In my experience, the most difficult moment in writing is always found on the first page. And the single, hardest word to write is always the first word.
It doesn't matter if I'm typing a simple blog post or starting a new novel... page one, word one is torture. It is a trap fraught with fear, doubt, and procrastination. It is the event horizon of the writer's black hole, and once you cross that threshold, you will be carried inextricably down to some unknown, unavoidable conclusion.
In the last year I have experienced great accomplishment. Years of writing and editing and re-writing and re-editing finally bore fruit as I self-published my first two novels. The launch parties, and praise, and holding a physical copy of my book were all lots of fun. I felt like the surfer riding on top of a wave toward shore, carried by the unseen momentum of my finished work.

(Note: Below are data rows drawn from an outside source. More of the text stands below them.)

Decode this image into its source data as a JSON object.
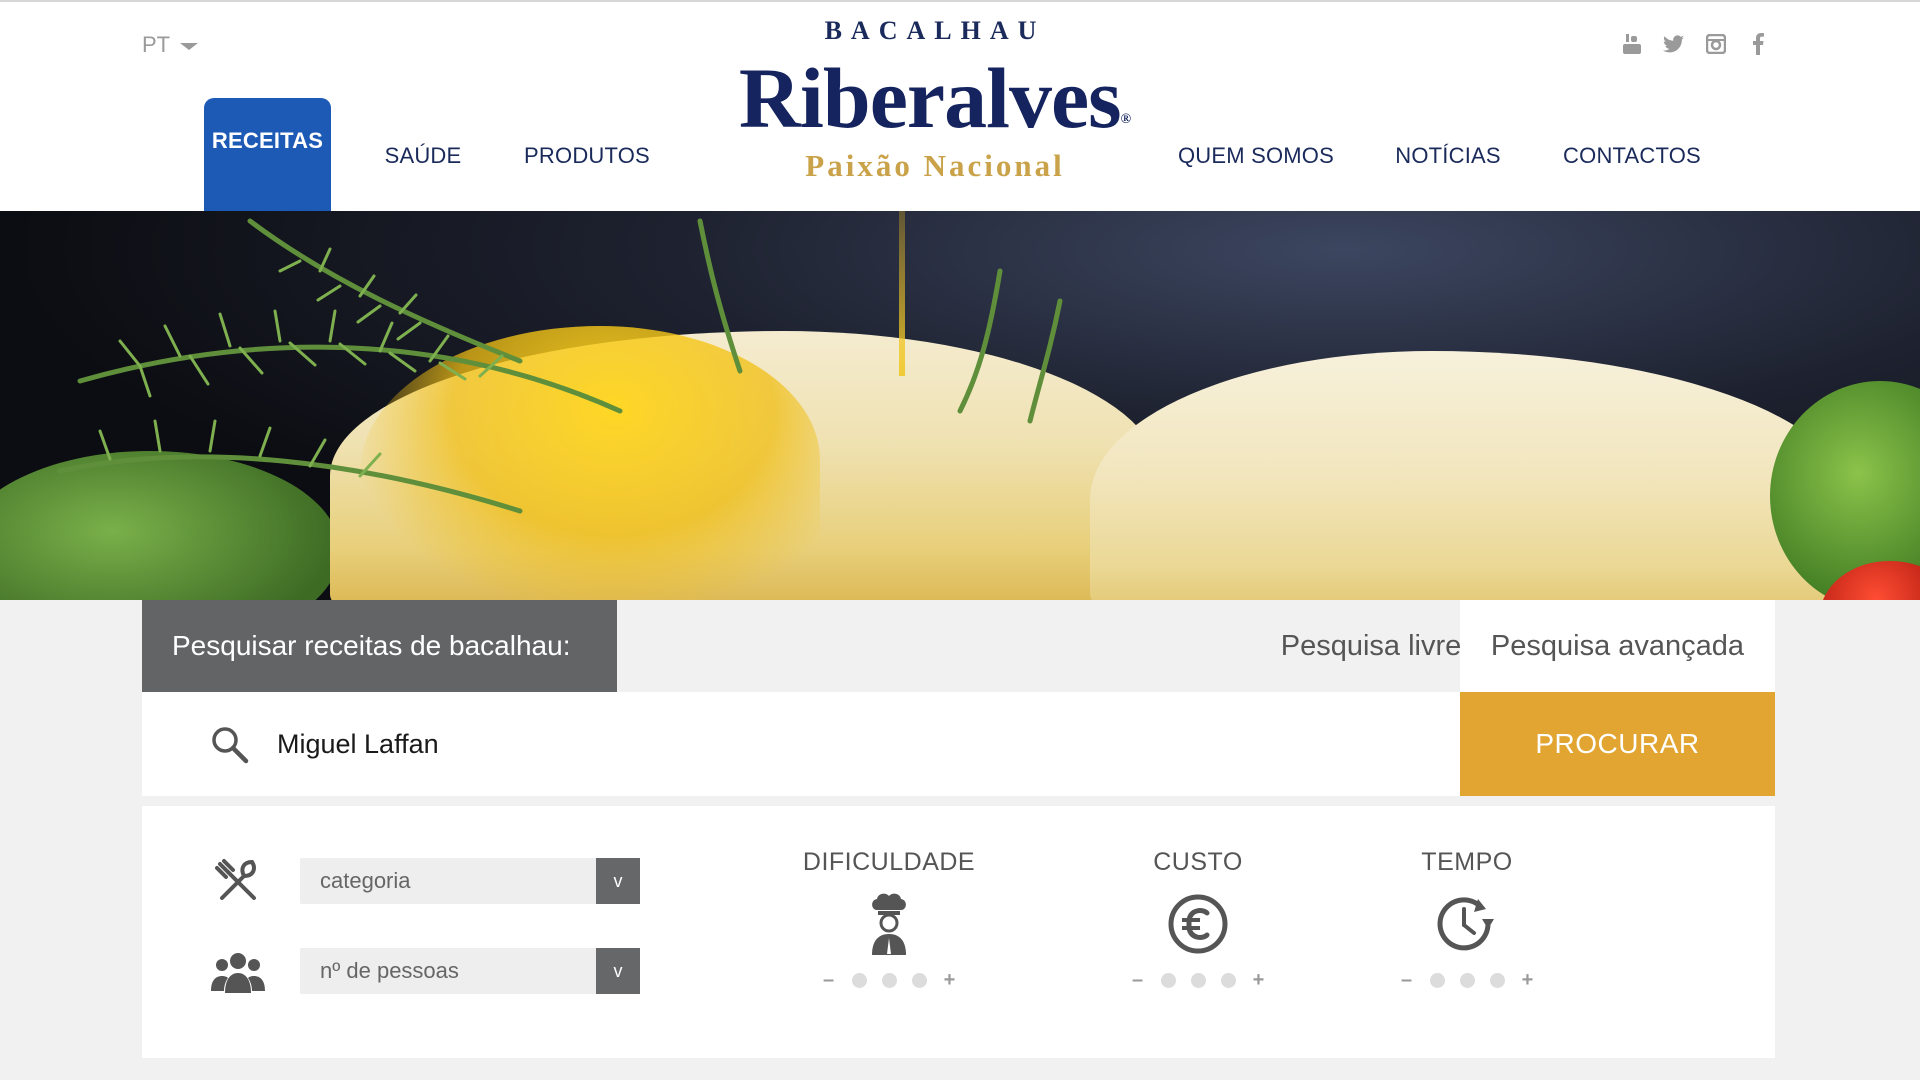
{
  "header": {
    "language": "PT",
    "nav_left": [
      {
        "label": "RECEITAS",
        "active": true
      },
      {
        "label": "SAÚDE"
      },
      {
        "label": "PRODUTOS"
      }
    ],
    "nav_right": [
      {
        "label": "QUEM SOMOS"
      },
      {
        "label": "NOTÍCIAS"
      },
      {
        "label": "CONTACTOS"
      }
    ],
    "logo": {
      "top": "BACALHAU",
      "brand": "Riberalves",
      "registered": "®",
      "tagline": "Paixão Nacional"
    },
    "social_icons": [
      "youtube-icon",
      "twitter-icon",
      "instagram-icon",
      "facebook-icon"
    ]
  },
  "search": {
    "title": "Pesquisar receitas de bacalhau:",
    "tab_free": "Pesquisa livre",
    "tab_advanced": "Pesquisa avançada",
    "query": "Miguel Laffan",
    "button": "PROCURAR",
    "filters": {
      "category": {
        "value": "categoria",
        "arrow": "v"
      },
      "people": {
        "value": "nº de pessoas",
        "arrow": "v"
      }
    },
    "meters": [
      {
        "label": "DIFICULDADE",
        "icon": "chef-icon",
        "minus": "–",
        "plus": "+",
        "level": 0
      },
      {
        "label": "CUSTO",
        "icon": "euro-icon",
        "minus": "–",
        "plus": "+",
        "level": 0
      },
      {
        "label": "TEMPO",
        "icon": "clock-icon",
        "minus": "–",
        "plus": "+",
        "level": 0
      }
    ]
  },
  "colors": {
    "brand_blue": "#15245e",
    "active_tab": "#1c5ab5",
    "gold": "#c9a24a",
    "button": "#e2a531",
    "dark_panel": "#626466"
  }
}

But now the wave has crested and crashed, and I'm left paddling out again into the surf. I have started two new novels -- the first is my sequel to ANOM: Awakening and the second is a sequel to Kira the Rainbow Princess. In both cases I am gripped by the fear that neither one will be as good as the original. And that fear can be paralyzing.
Of course the fear that I'm talking about -- fear of failure -- is part of the bargain. In any attempt to create something new there is the specter of failure hanging over the attempt. And sometimes that fear is so great, that it's easier to simply never begin. I wonder how many novels were left unwritten because of page one, word one?
I don't know that there is any cure other than the need to tell a story. When the need to write is greater than the fear of failure, you sit down and force yourself to conquer the blank screen. You accept the imperfections of your writing because you trust that an imperfect "something" is preferable to the perfect "nothing" of a blank page. You push the doubts aside and tell yourself it can all be fixed in a second draft.
And then you roll up your sleeves, sit down at your desk, and go to work.
Last year I had the chance to celebrate my writing with my friends and family, but last year is over. Now it's time to go to work.